Professor David Murdoch, Head of Pathology at the University of Otago, Christchurch, discusses the One Health concept. With its roots in ancient Greece, One Health recognises the links between humans, other animals and the environment, and is gaining momentum in the fight against infectious diseases.
Infectious diseases continue to surprise us. Despite our detailed understanding about the transmission and control of infections, they continue to present us with new challenges. Previously unknown infections appear at regular intervals. Known infections, such as Ebola, re-emerge in explosive outbreaks.
Indeed, the frequent occurrence of these new outbreaks has prompted some to suggest that we have entered a new era of infectious diseases. This impression has been encouraged by increasing reference to “emerging infectious diseases”, a term coined in the 1990s and used extensively since as a focus for research funding and policy making. Efforts to promote this as a distinct field have resulted in whole research programmes, conferences and journals dedicated solely to emerging infections.
However, this pattern of emergence and re-emergence is simply what infections have always done. It is nothing new.
Nonetheless, recent changes in human behaviour have influenced the emergence of particular infections. Increased urbanisation, crowded living conditions, the ease and speed of global migration, over-use of antibiotics, changes in animal husbandry and (potentially) climate change have created environments that favour transmission of infections.
The current Ebola outbreak in West Africa is unprecedented in recorded history in terms of the number of people affected. This outbreak appears to have come about more through environmental factors, such as increased movement of people across borders and between rural and urban areas, rather than through new properties of the virus itself.
Indeed, the Ebola virus seems to be behaving in the same manner as in previous outbreaks. It is humans and how they have interacted with other animals and the environment that have changed.
Such recognition that the health of humans, animals and the viability of ecosystems are inextricably linked is the basis of a concept known as One Health. The One Health paradigm provides a conceptual framework for infectious diseases that acknowledges the complex interplay between human health, animal health and the environment, and with the factors that influence transmission of infections within their ecosystems.
The importance of this holistic approach is underscored by the fact that 60 per cent of known human infectious diseases have their source in domestic or wild animals, as do 75 per cent of emerging human infectious diseases and 80 per cent of the infectious micro-organisms that are potential agents of bioterrorism.
The One Health concept can be traced as far back as ancient Greece and the physician Hippocrates. However, the term One Health is relatively new and the concept has gained momentum under this banner.
Veterinary researchers have grasped the concept more readily than those focused on human health, but the situation is changing.

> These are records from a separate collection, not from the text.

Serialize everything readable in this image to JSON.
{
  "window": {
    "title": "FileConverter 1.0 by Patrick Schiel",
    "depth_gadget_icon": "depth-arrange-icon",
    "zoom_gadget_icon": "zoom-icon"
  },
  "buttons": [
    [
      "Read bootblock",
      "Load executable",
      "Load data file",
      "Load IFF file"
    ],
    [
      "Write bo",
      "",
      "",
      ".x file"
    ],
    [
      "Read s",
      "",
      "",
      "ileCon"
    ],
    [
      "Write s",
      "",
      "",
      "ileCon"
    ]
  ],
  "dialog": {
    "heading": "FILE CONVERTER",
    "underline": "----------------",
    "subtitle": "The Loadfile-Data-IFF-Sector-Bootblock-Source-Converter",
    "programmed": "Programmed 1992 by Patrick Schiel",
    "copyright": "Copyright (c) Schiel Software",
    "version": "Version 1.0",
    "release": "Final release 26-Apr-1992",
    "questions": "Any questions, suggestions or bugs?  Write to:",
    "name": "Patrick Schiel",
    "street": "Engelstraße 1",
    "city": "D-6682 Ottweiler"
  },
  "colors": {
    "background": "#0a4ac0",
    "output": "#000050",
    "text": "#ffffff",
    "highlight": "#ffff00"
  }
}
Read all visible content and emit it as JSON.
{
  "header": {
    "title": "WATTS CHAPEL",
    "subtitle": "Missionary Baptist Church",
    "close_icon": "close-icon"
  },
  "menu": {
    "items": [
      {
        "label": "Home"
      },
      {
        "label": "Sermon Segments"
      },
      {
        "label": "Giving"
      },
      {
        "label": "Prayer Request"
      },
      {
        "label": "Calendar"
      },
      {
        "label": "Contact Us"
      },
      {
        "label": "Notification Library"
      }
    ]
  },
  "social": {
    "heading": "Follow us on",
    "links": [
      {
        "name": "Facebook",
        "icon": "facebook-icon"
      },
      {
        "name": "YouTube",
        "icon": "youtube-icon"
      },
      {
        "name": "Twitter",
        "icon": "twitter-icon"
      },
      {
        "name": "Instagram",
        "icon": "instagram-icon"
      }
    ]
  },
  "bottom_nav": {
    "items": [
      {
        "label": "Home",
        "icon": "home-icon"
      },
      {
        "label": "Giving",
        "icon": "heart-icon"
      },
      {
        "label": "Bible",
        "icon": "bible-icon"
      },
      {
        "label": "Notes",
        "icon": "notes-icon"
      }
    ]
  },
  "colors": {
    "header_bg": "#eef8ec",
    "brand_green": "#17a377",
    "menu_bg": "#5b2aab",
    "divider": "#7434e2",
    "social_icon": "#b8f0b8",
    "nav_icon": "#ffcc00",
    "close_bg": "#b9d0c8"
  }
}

The One Health Initiative is now supported by many of the world’s key human public health organisations, is increasingly part of medical school curricula and used to inform public policy.
Critical to the One Health concept is making it work in a tangible way that truly acknowledges all three components of the triad: humans, other animals and the environment.
It is not just about doctors and veterinarians talking to each other. It is not just a banner to highlight “new” human infections. It is not just about human infections acquired from animals (zoonoses). The concept should also not be viewed simply as a new vehicle for attracting research funding.
Equal weighting should be given to each component of the triad, with particular acknowledgment of the importance of ecosystem changes and the holistic approach that is integral to the concept.
There has been surprisingly little recent collaboration between New Zealand’s veterinary and medical schools. This is changing with the creation of One Health Aotearoa, a research collaboration led by Massey University and the University of Otago, and involving key players from other universities and crown research institutions nationwide.
Based around the One Health concept, One Health Aotearoa is focused on infectious diseases and brings together medical and veterinary researchers from around New Zealand, many of whom are internationally renowned for their work.
The combined expertise in infectious diseases assembled within the One Health Aotearoa alliance is unparalleled in New Zealand and has the potential to be among the best in the world.
The intention is to strengthen New Zealand’s capability in infectious disease research and training, facilitate and enhance interactions between infectious diseases disciplines, and provide a platform from which to rapidly respond to infectious diseases threats to New Zealand.
This type of research alliance is particularly pertinent to New Zealand given the country’s agriculturally-based economy, the importance of zoonoses and the need for efficient use of resources.
One Health Aotearoa is still in its infancy. Judging by the overwhelming success of the first symposium run by the alliance last year, there is considerable enthusiasm for a more holistic approach to tacking infectious diseases among New Zealand scientists.